Your Daily Energy Report for July 19, 2024
Posted on 2024-07-19
Crude Oil
Crude Oil futures for August settled down -$2.69 or -3.248% at $80.13. Oil prices declined on Friday as investors responded to renewed hopes for a ceasefire in Gaza and the impact of a stronger dollar. U.S. Secretary of State Antony Blinken indicated that a long-anticipated ceasefire between Israel and Hamas was within reach. The conflict in Gaza had caused investors to include a risk premium in oil trading due to concerns about global supply disruptions. Additionally, the U.S. dollar index rose following stronger-than-expected U.S. labor market and manufacturing data earlier in the week, which put further pressure on oil prices. A stronger dollar typically reduces demand for dollar-denominated oil from buyers using other currencies. Meanwhile, two large oil tankers caught fire after a collision in waters near Singapore.
Natural Gas
Natural Gas futures for August settled up $.003 or .141% at $2.128. U.S. natural gas futures retained gains from the previous day but concluded a turbulent week with an 8.6% decline, attributed to reduced LNG feedgas deliveries and forecasts of cooler weather in the near term.

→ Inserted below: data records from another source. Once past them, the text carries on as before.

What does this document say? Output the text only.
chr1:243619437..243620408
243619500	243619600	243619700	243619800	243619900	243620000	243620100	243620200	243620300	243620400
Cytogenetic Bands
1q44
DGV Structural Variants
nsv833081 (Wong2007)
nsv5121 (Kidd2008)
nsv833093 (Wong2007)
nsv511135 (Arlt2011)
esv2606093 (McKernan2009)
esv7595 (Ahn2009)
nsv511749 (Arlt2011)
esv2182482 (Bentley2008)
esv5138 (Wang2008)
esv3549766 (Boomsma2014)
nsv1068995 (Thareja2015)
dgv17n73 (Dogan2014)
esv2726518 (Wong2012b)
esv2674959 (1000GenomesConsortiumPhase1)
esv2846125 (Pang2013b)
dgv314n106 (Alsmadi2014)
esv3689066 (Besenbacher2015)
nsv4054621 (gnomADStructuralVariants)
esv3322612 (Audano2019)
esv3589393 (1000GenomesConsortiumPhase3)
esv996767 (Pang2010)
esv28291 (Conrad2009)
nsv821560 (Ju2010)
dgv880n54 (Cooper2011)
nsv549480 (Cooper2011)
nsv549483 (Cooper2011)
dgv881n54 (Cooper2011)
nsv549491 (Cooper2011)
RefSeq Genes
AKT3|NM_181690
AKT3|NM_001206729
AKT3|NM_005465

On Wednesday, natural gas production briefly dipped below the critical 100 Bcf/d threshold before recovering to 101 Bcf/d on Thursday. This temporary drop, along with Freeport LNG's plans to boost production, might lend some support to prices. The weather forecast indicates a mixed pattern, suggesting moderate national demand over the next five days. The EIA's weekly storage report on Thursday revealed a net increase of 10 Bcf, significantly below the anticipated 23-29 Bcf and the five-year average of 49 Bcf. In other news, Bolivia's state-owned oil and gas company YPFB announced the discovery of a substantial natural gas field, the largest find in nearly two decades, which could potentially become the country's third-largest producing field.